Abril de 2024, Província da Zambézia, Distrito de Alto Molócué, comunidade de Umpiti, Viveiro comunitário da EMC Castro Fernando no viveiro comunitário preparando dos as plantas para depois seem transplantadas nos campos.

Moçambique está a tentar responder às fragilidades expostas pelas recentes cheias, secas e ciclones através de uma dupla frente: assegurar sementes de qualidade para a próxima campanha agrária e promover sistemas de produção mais resilientes, capazes de conciliar produtividade, conservação dos recursos naturais e adaptação às alterações climáticas. Na abertura da Reunião Nacional de Sementes, em Maputo, o Ministro da Agricultura, Ambiente e Pescas, Roberto Albino, anunciou a disponibilização de 75 milhões de dólares para financiar a aquisição de sementes certificadas durante a campanha agrária 2026/27. A medida deverá concentrar-se em culturas alimentares estratégicas, nomeadamente milho, arroz e feijão, com a intenção de garantir procura regular, estimular o aumento da produção nacional e dar maior previsibilidade ao investimento privado no sector.
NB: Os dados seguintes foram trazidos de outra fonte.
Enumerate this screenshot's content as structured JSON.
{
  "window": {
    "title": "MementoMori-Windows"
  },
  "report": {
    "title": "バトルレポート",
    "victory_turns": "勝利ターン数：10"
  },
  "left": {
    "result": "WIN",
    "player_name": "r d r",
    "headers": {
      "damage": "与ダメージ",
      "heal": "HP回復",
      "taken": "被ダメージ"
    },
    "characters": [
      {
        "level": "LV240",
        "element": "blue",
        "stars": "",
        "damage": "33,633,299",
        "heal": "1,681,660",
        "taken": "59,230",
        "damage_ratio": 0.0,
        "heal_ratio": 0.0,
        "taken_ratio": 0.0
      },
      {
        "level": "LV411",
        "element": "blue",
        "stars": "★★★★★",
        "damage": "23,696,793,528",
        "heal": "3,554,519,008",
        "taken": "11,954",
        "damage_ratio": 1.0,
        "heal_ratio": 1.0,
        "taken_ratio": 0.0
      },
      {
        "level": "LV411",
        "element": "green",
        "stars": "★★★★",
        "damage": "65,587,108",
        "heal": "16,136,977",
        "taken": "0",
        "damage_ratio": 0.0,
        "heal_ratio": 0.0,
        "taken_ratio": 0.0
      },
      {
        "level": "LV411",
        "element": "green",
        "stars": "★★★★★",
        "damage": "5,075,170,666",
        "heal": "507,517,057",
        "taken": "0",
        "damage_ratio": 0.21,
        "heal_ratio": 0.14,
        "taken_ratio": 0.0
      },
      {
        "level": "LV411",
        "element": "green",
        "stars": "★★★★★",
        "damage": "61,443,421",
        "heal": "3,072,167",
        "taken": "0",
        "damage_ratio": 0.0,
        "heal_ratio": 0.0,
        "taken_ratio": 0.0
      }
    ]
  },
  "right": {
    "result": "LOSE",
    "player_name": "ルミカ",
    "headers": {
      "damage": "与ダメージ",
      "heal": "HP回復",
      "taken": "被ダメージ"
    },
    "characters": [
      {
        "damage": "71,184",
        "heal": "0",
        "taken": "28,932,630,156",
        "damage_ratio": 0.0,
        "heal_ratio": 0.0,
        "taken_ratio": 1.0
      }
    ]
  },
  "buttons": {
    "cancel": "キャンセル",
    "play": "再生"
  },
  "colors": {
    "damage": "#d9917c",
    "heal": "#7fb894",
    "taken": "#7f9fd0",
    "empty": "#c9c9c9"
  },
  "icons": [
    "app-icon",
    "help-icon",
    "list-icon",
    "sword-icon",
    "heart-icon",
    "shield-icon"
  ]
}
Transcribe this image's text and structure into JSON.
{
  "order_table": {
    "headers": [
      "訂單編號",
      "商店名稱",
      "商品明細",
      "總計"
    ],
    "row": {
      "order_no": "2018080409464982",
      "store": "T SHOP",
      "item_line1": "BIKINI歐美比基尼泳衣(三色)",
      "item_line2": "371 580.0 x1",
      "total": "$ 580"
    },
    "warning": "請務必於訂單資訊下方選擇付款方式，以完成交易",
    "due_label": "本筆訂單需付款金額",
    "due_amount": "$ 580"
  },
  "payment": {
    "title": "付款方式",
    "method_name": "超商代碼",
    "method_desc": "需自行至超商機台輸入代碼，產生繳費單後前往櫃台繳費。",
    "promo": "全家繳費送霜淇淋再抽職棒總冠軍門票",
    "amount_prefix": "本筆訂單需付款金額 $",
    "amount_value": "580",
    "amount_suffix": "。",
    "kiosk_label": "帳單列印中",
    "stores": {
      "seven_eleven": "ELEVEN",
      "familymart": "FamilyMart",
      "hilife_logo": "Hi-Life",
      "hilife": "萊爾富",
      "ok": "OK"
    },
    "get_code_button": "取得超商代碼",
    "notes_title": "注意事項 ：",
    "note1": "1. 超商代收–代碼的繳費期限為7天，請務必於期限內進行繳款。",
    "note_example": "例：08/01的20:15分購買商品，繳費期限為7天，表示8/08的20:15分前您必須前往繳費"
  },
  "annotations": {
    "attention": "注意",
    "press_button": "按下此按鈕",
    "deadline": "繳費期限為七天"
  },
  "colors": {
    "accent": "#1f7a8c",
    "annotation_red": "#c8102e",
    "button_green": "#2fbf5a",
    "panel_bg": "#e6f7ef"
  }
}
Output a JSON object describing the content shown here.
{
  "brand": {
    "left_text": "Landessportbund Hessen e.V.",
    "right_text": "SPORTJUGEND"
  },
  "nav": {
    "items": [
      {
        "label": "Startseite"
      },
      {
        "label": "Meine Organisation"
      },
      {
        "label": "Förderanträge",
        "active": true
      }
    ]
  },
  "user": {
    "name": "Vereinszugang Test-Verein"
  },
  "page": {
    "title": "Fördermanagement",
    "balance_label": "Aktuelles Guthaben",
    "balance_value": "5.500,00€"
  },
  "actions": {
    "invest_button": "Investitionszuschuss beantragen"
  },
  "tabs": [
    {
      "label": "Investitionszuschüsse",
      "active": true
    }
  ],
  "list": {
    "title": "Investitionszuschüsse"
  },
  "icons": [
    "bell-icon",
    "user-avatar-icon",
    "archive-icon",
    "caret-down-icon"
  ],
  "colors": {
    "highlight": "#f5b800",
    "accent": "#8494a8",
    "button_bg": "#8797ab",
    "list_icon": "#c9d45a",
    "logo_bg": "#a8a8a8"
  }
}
A dimensão da decisão está directamente relacionada com uma vulnerabilidade que se tornou evidente durante a resposta às cheias deste ano. Segundo o ministro, apesar de existirem recursos financeiros para a aquisição de sementes, o mercado nacional não dispunha de volumes suficientes para responder à procura de emergência, levando o País a importar cerca de 80% das sementes distribuídas nesse contexto. O problema, portanto, não se resume à disponibilidade de financiamento. Está também ligado à capacidade produtiva nacional, à qualidade da semente, à organização da procura, à previsibilidade dos contratos e à capacidade de resposta do sector privado perante eventos climáticos cada vez mais severos.

Do Apoio De Emergência À Construção De Um Mercado Nacional O compromisso de disponibilizar fundos destinados especificamente à compra de sementes procura corrigir uma das principais limitações do sector: a ausência de um mercado suficientemente previsível para induzir produtores e empresas a aumentarem a sua capacidade. A mensagem deixada pelo Governo é a de que os recursos financeiros deverão constituir uma garantia efectiva de procura, permitindo aos operadores planear produção, investir em multiplicação de sementes e ampliar a oferta de variedades adaptadas às diferentes realidades agro-ecológicas do País.

Roberto Albino apelou, por isso, ao sector privado para expandir a produção nacional, sustentando que a previsibilidade deverá ser assegurada num horizonte que se estende até 2030. A perspectiva é relevante porque a importação pode responder a uma emergência pontual, mas não substitui a construção de uma indústria nacional de sementes. Uma cadeia local robusta reduz tempos de resposta, cria oportunidades empresariais, diminui a exposição a restrições externas de oferta e permite desenvolver variedades mais ajustadas às condições de solo, clima e produção das diferentes regiões moçambicanas.